As early as 1950, pizza restaurant owners in the U.S. had started offering refrigerated pizzas for customers to cook in their own homes. In June 1950, The New York Times wrote that the trend of refrigerated, "ready-to-cook pizzas" had recently become popular in Boston, leading to a New York City baker named Leo Giuffre selling similar pizzas in his own city for 49 cents each.
Around that same time, some restaurant owners started selling frozen versions of their pizzas that they could store longer than the refrigerated ones and sell to customers looking to cook them at home. In 1950, a man named Joseph Bucci in Philadelphia filed the first official patent for frozen pizza, titled "Method for Making Frozen Pizza."
In that patent application, Bucci mentions issues with quick-freezing pizza dough, including the need to eliminate excess moisture that "renders it soggy and unpalatable" by applying an "edible sealing agent" to prevent tomato sauce from permeating the dough when it bakes. Unfortunately, it's anyone's guess what Bucci ultimately did with his patent, because by the time it was granted in 1954, various businesses had already been putting frozen pizzas on U.S. grocery shelves for a few years.
USA Today notes that ads offering 33-cent frozen pizzas appeared in Massachusetts newspapers in the early 1950s, while an Akron, Ohio man named Jack DeLuca was reportedly selling around $20,000 per month of his eponymously branded frozen pizzas in 1952. And, in 1951, a Chicago businessman named Emil De Salvi launched his Pizza-Fro brand of frozen pies that, by 1954, had reportedly sold over five million frozen pizzas over the previous two-year period, according to a Chicago Tribune report at the time.
America's frozen pizza business was mostly made up of regional players until the 1960s, when a few businesses started to achieve national fame. Married couple Rose and Jim Totino began mass-producing frozen pizzas from a plant in St. Louis Park, Minnesota in 1962. (A decade earlier, when the couple took out a loan to open an Italian restaurant in Minnesota, Rose had to bake a pizza for her bank's loan officer because he'd never heard of pizza.)
By the 1970s, Totino's became the country's top-selling frozen pizza (annual sales jumped from $10 million in 1970 to $50 million in 1974, Forbes reported in 1975) and the couple sold their business to the Pillsbury Company in 1975 for $22 million.
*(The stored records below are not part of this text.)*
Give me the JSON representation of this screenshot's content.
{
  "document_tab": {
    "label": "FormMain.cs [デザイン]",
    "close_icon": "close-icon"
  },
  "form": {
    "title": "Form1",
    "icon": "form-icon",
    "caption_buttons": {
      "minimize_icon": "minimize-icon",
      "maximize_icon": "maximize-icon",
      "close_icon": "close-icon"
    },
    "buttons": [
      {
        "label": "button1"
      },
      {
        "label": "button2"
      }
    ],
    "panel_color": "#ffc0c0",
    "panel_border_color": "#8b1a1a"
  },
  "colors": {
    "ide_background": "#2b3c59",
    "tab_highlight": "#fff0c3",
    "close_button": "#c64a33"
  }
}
(Today, Totino's is even better known as the leading purveyor of frozen pizza rolls — bite-size dough pockets filled with cheese and sauce that top the frozen appetizers and snacks category with over $600 million in annual sales for the brand, according to IRI.)
At the time of the Totino's sale, Forbes noted that larger packaged foods companies like Pillsbury were trying to "clip off some of the $4 billion in annual sales going to the pizzerias," referring to brick-and-mortar pizza shops selling fresh pies across the country.
Pillsbury wasn't alone, as the ensuing decades saw multiple large corporations get into the frozen pizza business by buying up notable family brands. Examples include Mama Celeste's frozen pizza, which was founded by Italian immigrant Celeste Lizio in Chicago in the early-1960s before being sold to Quaker Oats in 1969.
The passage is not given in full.